Dia menjulurkan kepalanya ke dalam ruangan yang memiliki 8 meja itu.
Kosong.
"Hayo loh.. Lagi cari siapa?" punggungnya ditepuk oleh seseorang dari belakang.
"Astaga, Mbak. Kaget aku." Gienka mengusap dadanya.
Mareta tersenyum jail.
"Halah, gitu aja kaget," ucap Mareta.
"Ya kaget lah Mbak, orang Mbak Maret datang langsung tepuk punggungku. Mana aku gak denger lagi tadi suara langkah kaki Mbak."

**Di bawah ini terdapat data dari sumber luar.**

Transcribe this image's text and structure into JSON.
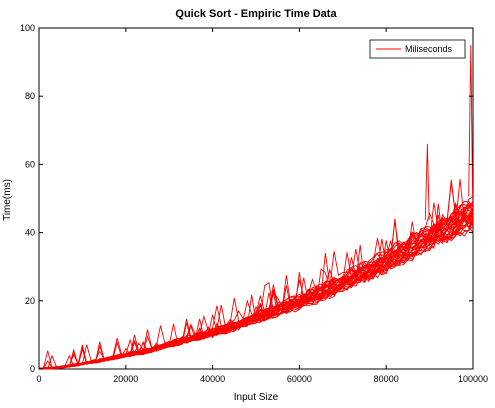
{
  "chart_data": {
    "type": "line",
    "title": "Quick Sort - Empiric Time Data",
    "xlabel": "Input Size",
    "ylabel": "Time(ms)",
    "xlim": [
      0,
      100000
    ],
    "ylim": [
      0,
      100
    ],
    "x_ticks": [
      0,
      20000,
      40000,
      60000,
      80000,
      100000
    ],
    "y_ticks": [
      0,
      20,
      40,
      60,
      80,
      100
    ],
    "grid": false,
    "legend": {
      "position": "top-right",
      "entries": [
        "Miliseconds"
      ]
    },
    "line_color": "#ff0000",
    "run_count": 30,
    "x": [
      0,
      5000,
      10000,
      15000,
      20000,
      25000,
      30000,
      35000,
      40000,
      45000,
      50000,
      55000,
      60000,
      65000,
      70000,
      75000,
      80000,
      85000,
      90000,
      95000,
      98000,
      100000
    ],
    "series": [
      {
        "name": "Miliseconds",
        "values": [
          0,
          0.5,
          1.5,
          2.7,
          4.0,
          5.3,
          7.0,
          8.8,
          10.5,
          12.5,
          14.8,
          17.0,
          19.5,
          22.0,
          25.0,
          28.0,
          31.0,
          34.5,
          38.0,
          41.5,
          43.5,
          45.0
        ]
      }
    ],
    "annotations": [
      {
        "x": 89500,
        "y": 66
      },
      {
        "x": 99500,
        "y": 95
      }
    ]
  }
}
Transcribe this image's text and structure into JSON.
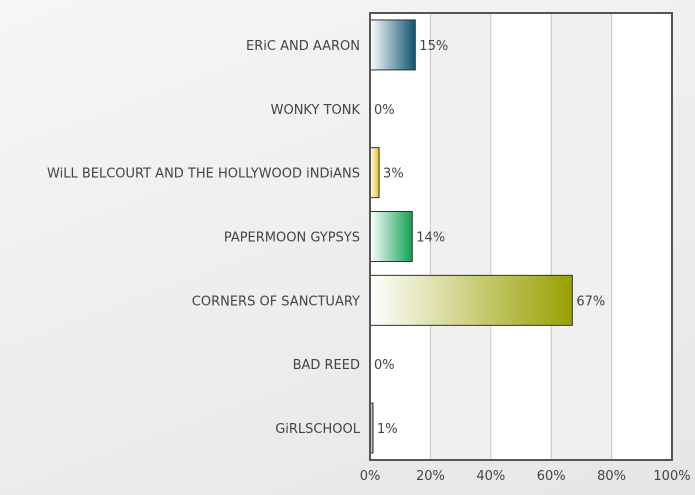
{
  "chart_data": {
    "type": "bar",
    "orientation": "horizontal",
    "categories": [
      "ERiC AND AARON",
      "WONKY TONK",
      "WiLL BELCOURT AND THE HOLLYWOOD iNDiANS",
      "PAPERMOON GYPSYS",
      "CORNERS OF SANCTUARY",
      "BAD REED",
      "GiRLSCHOOL"
    ],
    "values": [
      15,
      0,
      3,
      14,
      67,
      0,
      1
    ],
    "labels": [
      "15%",
      "0%",
      "3%",
      "14%",
      "67%",
      "0%",
      "1%"
    ],
    "colors": [
      "#0f5570",
      "#999999",
      "#e8c020",
      "#10a050",
      "#98a000",
      "#999999",
      "#a07898"
    ],
    "xlim": [
      0,
      100
    ],
    "xticks": [
      0,
      20,
      40,
      60,
      80,
      100
    ],
    "xtick_labels": [
      "0%",
      "20%",
      "40%",
      "60%",
      "80%",
      "100%"
    ],
    "title": "",
    "xlabel": "",
    "ylabel": "",
    "grid": true
  }
}
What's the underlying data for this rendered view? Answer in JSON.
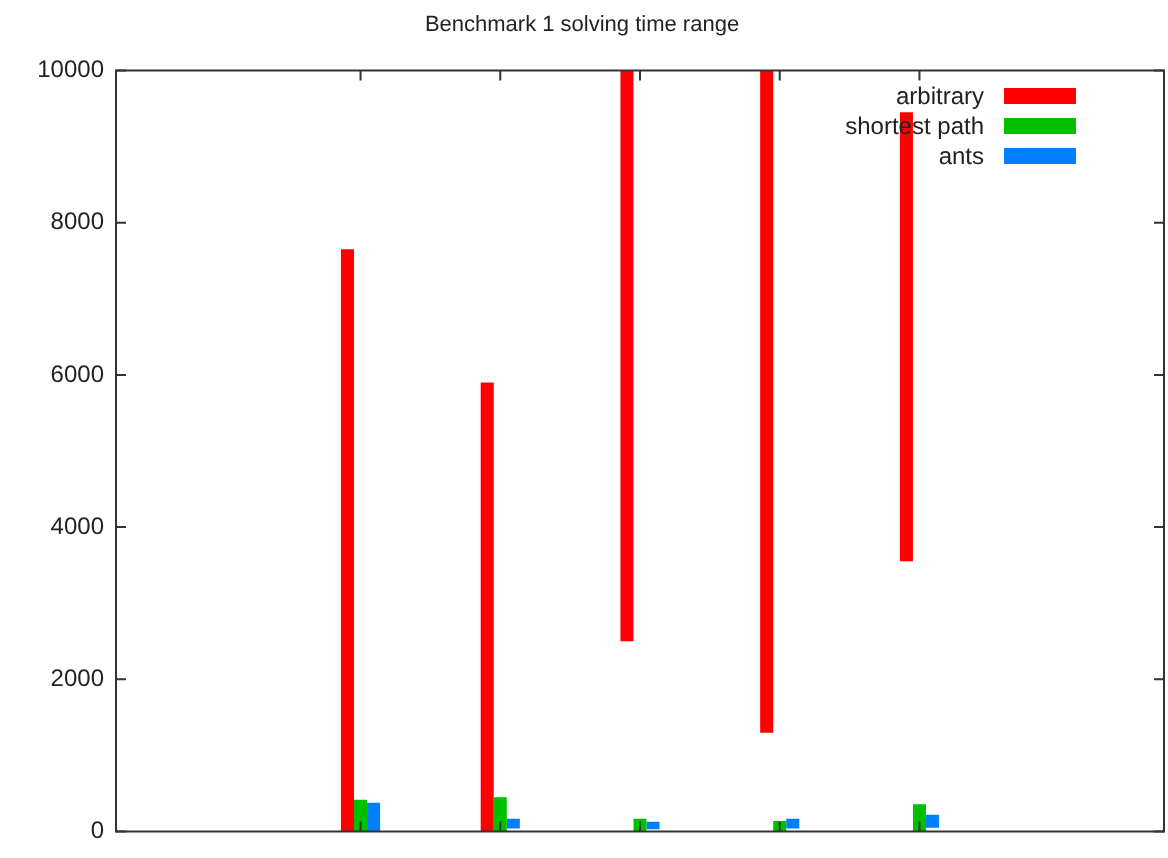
{
  "chart_data": {
    "type": "bar",
    "title": "Benchmark 1 solving time range",
    "categories": [
      null,
      null,
      null,
      null,
      null
    ],
    "series": [
      {
        "name": "arbitrary",
        "color": "#ff0000",
        "base": [
          0,
          0,
          2500,
          1300,
          3550
        ],
        "values": [
          7650,
          5900,
          7500,
          8700,
          5900
        ]
      },
      {
        "name": "shortest path",
        "color": "#00c000",
        "base": [
          0,
          0,
          0,
          0,
          0
        ],
        "values": [
          420,
          450,
          170,
          140,
          360
        ]
      },
      {
        "name": "ants",
        "color": "#0080ff",
        "base": [
          0,
          40,
          30,
          40,
          50
        ],
        "values": [
          380,
          130,
          100,
          130,
          170
        ]
      }
    ],
    "ylim": [
      0,
      10000
    ],
    "yticks": [
      0,
      2000,
      4000,
      6000,
      8000,
      10000
    ],
    "grid": false,
    "legend": "top right",
    "tick_labels": "y"
  }
}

Mareta yang sering di panggil Maret itu pun cengengesan. Wanita muda ini adalah petugas administrasi jurusan Sasing. Para mahasiswa Sasing akrab dengannya. Selain karena usianya yang masih 24 tahun, Mareta adalah orang yang mudah bergaul.

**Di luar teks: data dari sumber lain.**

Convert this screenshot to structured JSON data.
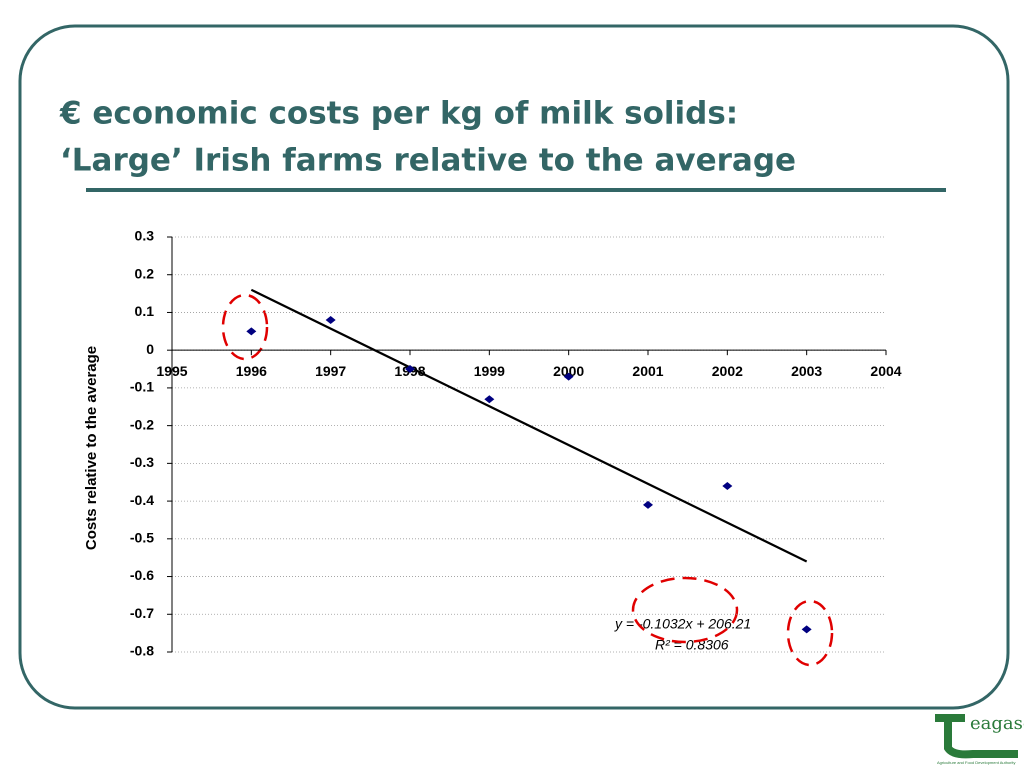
{
  "slide": {
    "title_lines": [
      "€ economic costs per kg of milk solids:",
      "‘Large’ Irish farms relative to the average"
    ],
    "logo_text": "eagasc",
    "logo_subtitle": "Agriculture and Food Development Authority"
  },
  "chart_data": {
    "type": "scatter",
    "y_label": "Costs relative to the average",
    "x": [
      1996,
      1997,
      1998,
      1999,
      2000,
      2001,
      2002,
      2003
    ],
    "values": [
      0.05,
      0.08,
      -0.05,
      -0.13,
      -0.07,
      -0.41,
      -0.36,
      -0.74
    ],
    "color": "#000080",
    "trendline": {
      "x": [
        1996,
        2003
      ],
      "values": [
        0.16,
        -0.56
      ],
      "color": "#000000"
    },
    "annotations": [
      "y = -0.1032x + 206.21",
      "R² = 0.8306"
    ],
    "xlim": [
      1995,
      2004
    ],
    "xticks": [
      1995,
      1996,
      1997,
      1998,
      1999,
      2000,
      2001,
      2002,
      2003,
      2004
    ],
    "ylim": [
      -0.8,
      0.3
    ],
    "yticks": [
      0.3,
      0.2,
      0.1,
      0,
      -0.1,
      -0.2,
      -0.3,
      -0.4,
      -0.5,
      -0.6,
      -0.7,
      -0.8
    ],
    "grid": true
  }
}
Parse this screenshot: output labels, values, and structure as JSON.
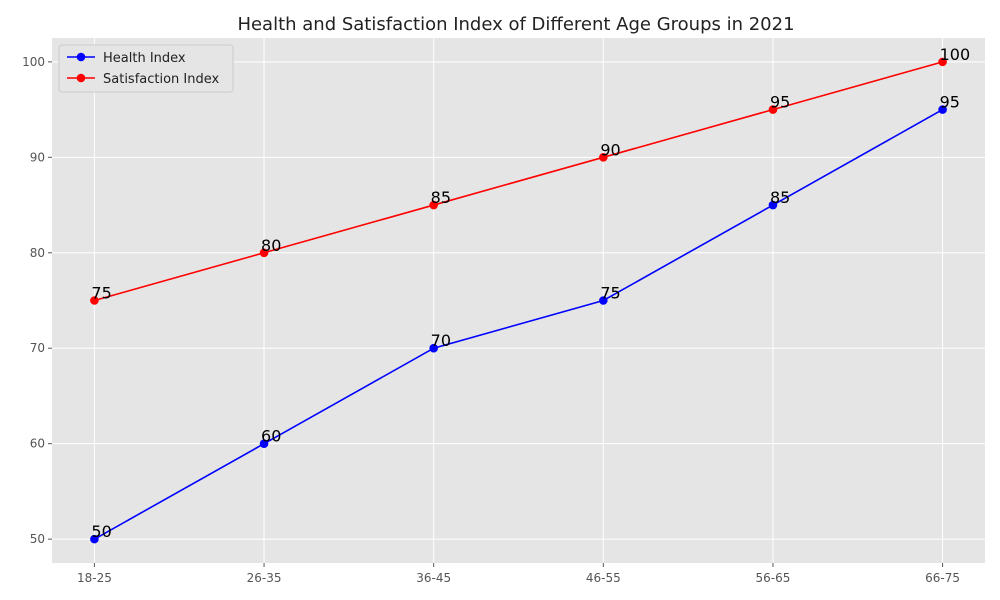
{
  "chart_data": {
    "type": "line",
    "title": "Health and Satisfaction Index of Different Age Groups in 2021",
    "xlabel": "",
    "ylabel": "",
    "categories": [
      "18-25",
      "26-35",
      "36-45",
      "46-55",
      "56-65",
      "66-75"
    ],
    "series": [
      {
        "name": "Health Index",
        "color": "#0000ff",
        "values": [
          50,
          60,
          70,
          75,
          85,
          95
        ]
      },
      {
        "name": "Satisfaction Index",
        "color": "#ff0000",
        "values": [
          75,
          80,
          85,
          90,
          95,
          100
        ]
      }
    ],
    "ylim": [
      47.5,
      102.5
    ],
    "yticks": [
      50,
      60,
      70,
      80,
      90,
      100
    ],
    "grid": true,
    "legend": "top-left",
    "background_color": "#e5e5e5",
    "grid_color": "#ffffff"
  }
}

"Anyway, dosen-dosen pada kemana sih?" tanya Gienka heran.
"Masih di bawah, lagi meeting. Mau ke wali studi?" tanya Mareta sambil mempersilahkan Gienka duduk di sofa hitam dekat pintu.
"Iya, Mbak. Aku belum KRS-an nih." Gienka mengeluarkan dua lembar kertas dari tas ransel hitamnya.
"Lah, kemana aja? Hari terakhir baru ngampus. Teman seangkatan kamu udah pada memproses itu loh. Tinggal kamu doang yang belum."
"Ya liburan dong Mbak. Kaya Mbak aja nggak pernah liburan," ejek Gienka.
"Ih, dasar. Watch out!"
Mareta melempar kulit kacang tanah ke arah Gienka.
Namun Gienka berhasil menangkap itu.
"Hey, Mbak. Kalau mau lempar kulit kacang ke aku ya jangan kasih peringatan. Gimana sih, Mbak?"
Gienka tersenyum memamerkan deretan giginya yang sangat rapi. Mareta menepuk jidatnya membenarkan ucapan Gienka.
"Good morning, sir!" sapa Gienka begitu melihat Pak Maruli masuk ke ruangan itu.
"Ah... Good morning, my baby!"
Pak Maruli tersenyum lebar pada Gienka.Tak perlu berpikir macam-macam. Beliau memang terbiasa memanggil mahasiswanya begitu. Jadi panggilan itu tak berarti apa-apa. 'Baby' disini hanya berupa sebuah panggilan akrab saja.
"Are you waiting for me?" tanya Pak Maruli masih berdiri.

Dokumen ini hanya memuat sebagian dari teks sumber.